Dubai is taking flight to land yet another Guinness World Record, on the wings of an eagle no less.
On March 14, Freedom Conservation will attempt to set a new world record by flying an eagle, equipped with a camera, from the top of the world’s tallest building, the Burj Khalifa.
The organisers of the world attempt state they will strap on a Sony ActionCam Mini camera onto the bird of prey, which will go on to record a bird’s eye perspective of the landscape, capturing footage that will be broadcasted to the world.
If achieved, the white-tailed eagle’s flight from the top of Burj Khalifa, which stands at a height of 829.8 metres or 2,722 feet, will represent a world first as the highest recorded bird flight from a man-made structure.
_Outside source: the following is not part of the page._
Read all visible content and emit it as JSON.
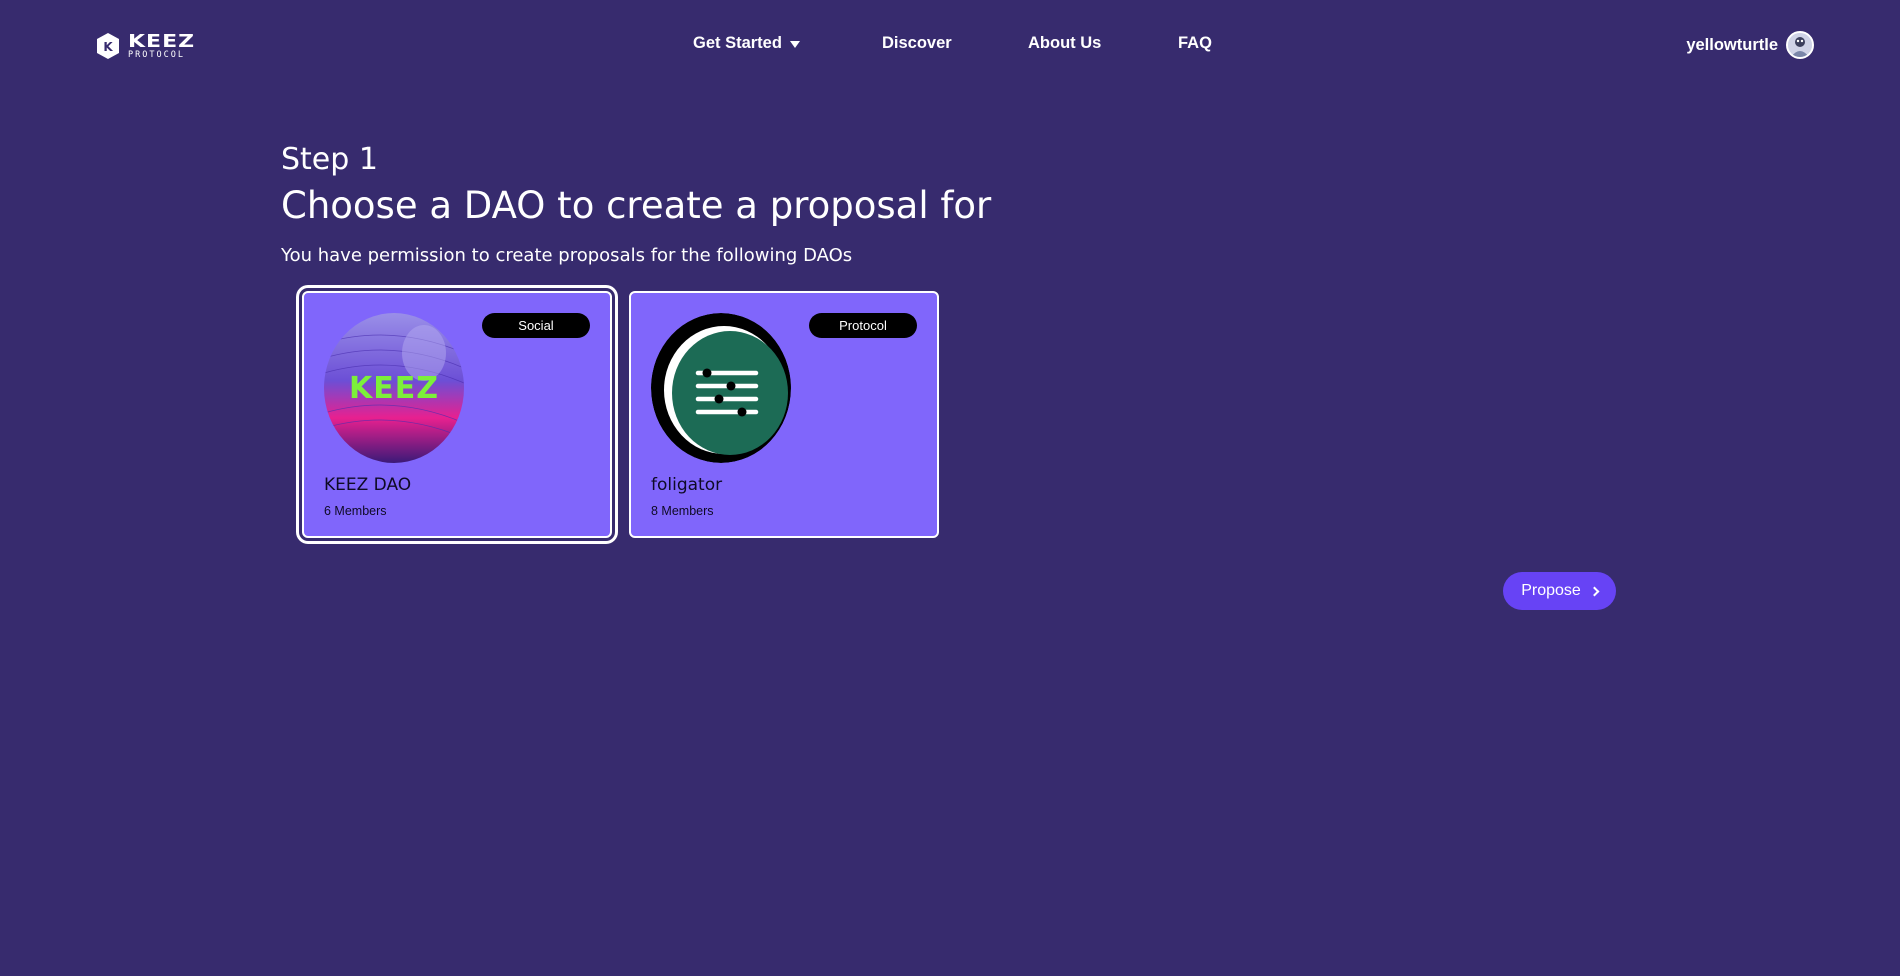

The charity Freedom works in collaboration with a leading conservation initiative, SOS - Save our Species and United Nations Educational Scientific and Cultural Organisation (Unesco) to raise awareness of the plight of endangered animals, many of which are recorded on the IUCN Red List of Endangered species.
The eagle attempting the flight, named Darshan, is an example of a threatened species, which has been successfully rehabilitated through global conservation programmes, and will act as an ambassador for endangered animals all over the world.
The eagle, once on the Red List of endangered species, has been saved from extinction.
Freedom’s eagles have flown from iconic landmarks across Europe, including the Eiffel Tower in Paris (301 m) and St. Paul’s Cathedral in London.
Trainer and falconer Jaques-Oliver Travers is also referred to as ‘The man who teaches eagles to fly’, who is known to pioneer techniques to increase the reintroduction rate of endangered eagles to the wild, that include paragliding, skiing and kayaking to teach vital survival skills.